579 reviews18 followers
August 26, 2011
Graffiti Kings is a well written account of NYC graffiti. Not only does Stewart talk about the golden years of subway graffiti in NYC, but he also talks about the influences and building up of graffiti in NYC, Philadelphia and how those scenes influenced graffiti globally.
There are amazing images of the graffiti as well, and as I used this as an aid for some art research I'd say it's a great book to use not only as a reference and to learn about graffiti, but also an amazing source of inspiration.
Profile Image for Joan.
309 reviews5 followers
November 5, 2012
I must admit, I kind of skimmed this book to get the basic gist of it. I mostly got it because I wanted to appreciate the art form of street people. Because in Philly we have the mural arts program and this book was about the time period of the 1970s, before murals I'm guessing.

It just interests me that the mural arts program puts up murals and no one puts graffiti over them. So I bought the book to support graffiti artists who might have been trying to make an identity of themselves by making what they saw as art.

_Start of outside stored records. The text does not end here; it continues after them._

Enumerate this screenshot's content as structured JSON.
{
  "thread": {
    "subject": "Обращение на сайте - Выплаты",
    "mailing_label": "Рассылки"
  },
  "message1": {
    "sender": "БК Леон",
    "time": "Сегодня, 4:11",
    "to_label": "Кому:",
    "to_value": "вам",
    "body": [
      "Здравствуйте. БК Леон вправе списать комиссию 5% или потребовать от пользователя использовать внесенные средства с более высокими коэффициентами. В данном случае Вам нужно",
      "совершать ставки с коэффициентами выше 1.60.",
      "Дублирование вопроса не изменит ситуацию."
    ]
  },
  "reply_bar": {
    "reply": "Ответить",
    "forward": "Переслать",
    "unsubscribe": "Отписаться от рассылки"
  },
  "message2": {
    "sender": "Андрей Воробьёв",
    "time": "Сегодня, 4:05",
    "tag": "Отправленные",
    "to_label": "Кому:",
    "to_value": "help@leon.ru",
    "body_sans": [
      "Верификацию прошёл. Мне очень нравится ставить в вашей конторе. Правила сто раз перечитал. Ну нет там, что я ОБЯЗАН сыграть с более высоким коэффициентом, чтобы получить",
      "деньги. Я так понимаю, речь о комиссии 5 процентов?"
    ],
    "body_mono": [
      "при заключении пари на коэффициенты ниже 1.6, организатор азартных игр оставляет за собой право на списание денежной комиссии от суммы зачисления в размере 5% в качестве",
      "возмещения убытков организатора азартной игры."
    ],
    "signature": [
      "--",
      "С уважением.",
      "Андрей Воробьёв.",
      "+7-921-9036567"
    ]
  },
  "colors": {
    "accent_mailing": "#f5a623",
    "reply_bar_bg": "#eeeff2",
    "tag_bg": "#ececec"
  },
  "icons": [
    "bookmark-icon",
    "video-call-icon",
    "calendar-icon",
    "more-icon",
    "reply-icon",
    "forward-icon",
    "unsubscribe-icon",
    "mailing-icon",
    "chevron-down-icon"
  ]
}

I wonder what the fine line is between trash and art. Because I see the graffiti around the city and train lines and think it looks horrible, and the murals I see look beautiful. Beautiful yet Politically correct.

So this book kind of made me think that these artists really put themselves on the line in terms of making their mark. You could say it's trash, but I think (reading/skimming the book) that they were up against a corrupt society and this was how they got through those tough times. It's better than doing crime.